Sometimes I feel like I’m doing something I don’t truly believe in – like this isn’t going to work.  Like I’ll just keep eating and eating until I’m huge – yet I still won’t be happy, I’ll still obsess over food, and I’ll still be infertile.  Good thing I have read research and testimonials that prove otherwise, or else I’d have jumped off this “recovery” bandwagon this past weekend.  I am giving this a real shot and am seeking God’s guidance on a daily basis.  I do not have the strength to see this through, but He does.  Right now, I am putting it all in His hands.

Printable, I can do all things through CHRIST who strengthens me. Philippians 4:13. Scripture Wall Art decor, Christian quotes and printables by dwellart.

Love is not a Feeling

The ED recovery online community is filled with message like “love your body” and “love yourself.”  Some things I have heard and read lately have changed my perception of these phrases so that they now have a whole new meaning.
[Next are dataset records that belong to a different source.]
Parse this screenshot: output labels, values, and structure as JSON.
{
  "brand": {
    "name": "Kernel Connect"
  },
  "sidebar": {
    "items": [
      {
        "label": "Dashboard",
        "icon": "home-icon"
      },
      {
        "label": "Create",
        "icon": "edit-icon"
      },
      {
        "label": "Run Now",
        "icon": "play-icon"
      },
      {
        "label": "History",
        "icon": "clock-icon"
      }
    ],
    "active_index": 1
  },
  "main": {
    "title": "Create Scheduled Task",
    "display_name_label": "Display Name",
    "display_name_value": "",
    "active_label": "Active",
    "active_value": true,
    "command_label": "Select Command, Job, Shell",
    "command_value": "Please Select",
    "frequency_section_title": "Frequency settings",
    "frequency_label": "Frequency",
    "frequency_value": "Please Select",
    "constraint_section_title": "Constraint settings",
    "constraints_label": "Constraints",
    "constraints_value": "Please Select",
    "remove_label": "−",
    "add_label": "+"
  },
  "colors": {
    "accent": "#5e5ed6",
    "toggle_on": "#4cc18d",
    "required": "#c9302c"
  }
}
You see, the problem is that we think of love as a feeling (a noun).  We all know that love is a very powerful thing – possibly the most powerful force on the planet.  It is capable of great things.  People who are reactive (rather than proactive) make love a feeling.  They  empower that feeling and let it control their actions.     See the problem here?

Proactive people on the other hand, are driven by their own inner values.  They recognize their own free will to choose and their responsibility to produce actions that are in line with their core values.

Friends, love is a VERB.  It is something you DO.Love is a verb!

If you crave the feeling of love, then you need to take responsibility and DO love.  I’m not here to tell you how it’s done – you were born with the innate intention to love and your heart has great capacity to do so.  We must subordinate our feelings to our intentions, and we will be greatly rewarded – because love (the feeling) is the fruit of love (the action).

This applies to almost every aspect of life, but since this is an ED Recovery blog, let’s talk about loving ourselves.  Weight gain is the inevitable consequence of recovery.  We know we are doing what is best for our bodies… that we will be stronger and healthier as a result – living much more fulfilled lives.  Yet we struggle with what we see in the mirror.  How can we love that which society tells us is ugly or not good enough?

Well we just do it.  Ignore the fact that we don’t feel love for the way our bodies look.  Ignore the feeling and focus on the intention of self-acceptance.  Find the positive qualities.  Thank your body for all it can do.  Thank it for the miracle of life that you are.  Think of the air that moves in and out of your lungs.  Appreciate the way your smile looks when you are genuinely happy.  Go easy on yourself.  Cherish your body’s wonderful ability to walk, swim, and give hugs.  Notice how wonderful the spring breeze feels against your skin.

It’s okay if you don’t feel love yet.  It’s not your fault.  Society has not conditioned you to love your body as it is.  But the secret is that you have the POWER to choose love.   I challenge you all to go out there and DO love, and you will FEEL love in return.